Programs like HVIP and the clean mobility options program are foundational are financial to that strategy. Clean transportation programs deliver results. They reduce emissions, improve public health, support equitable access to transportation, and drive private investment into California. If funds for these programs are delayed or diverted, there could be economic consequences that destabilize the market, putting thousands of transportation jobs and private investment at risk while also leaving communities that are counting on cleaner air and better transportation options left waiting. Market certainty depends on follow through. Idlemakers, fleets, utilities, and infrastructure providers make long-term decisions based on predictable state investment. When funding becomes uncertain or inconsistent, private investment slows, innovation stalls, and progress becomes harder and more expensive to regain.
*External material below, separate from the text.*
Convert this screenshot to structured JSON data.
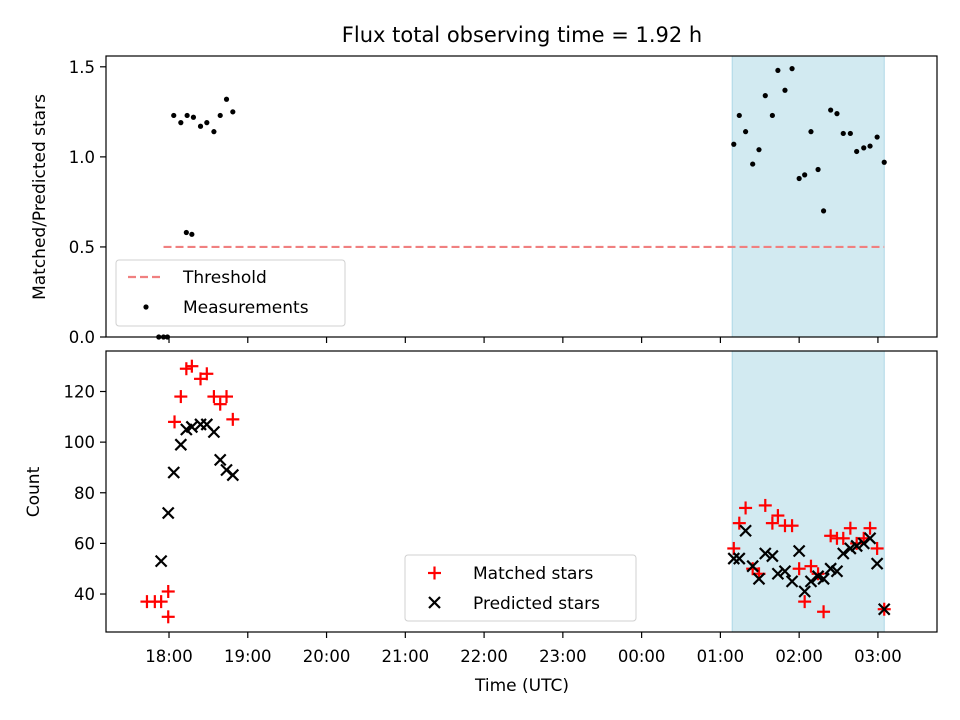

California's investment in clean transportation is not optional. It is essential. It will protect good paying jobs, keep transportation affordable for families and businesses, and deliver real public health benefits in communities across the state. But these gains are not guaranteed. Without consistent, reliable budget support and without incentives that keep clean transportation solutions within reach, we risk stalling the momentum we've built in manufacturing, infrastructure, and workforce development. The sector remains as a major and growing pillar of the world's fourth largest economy. The choices we make now will determine whether California continues to lead or seeds ground at a moment when leadership has never mattered more.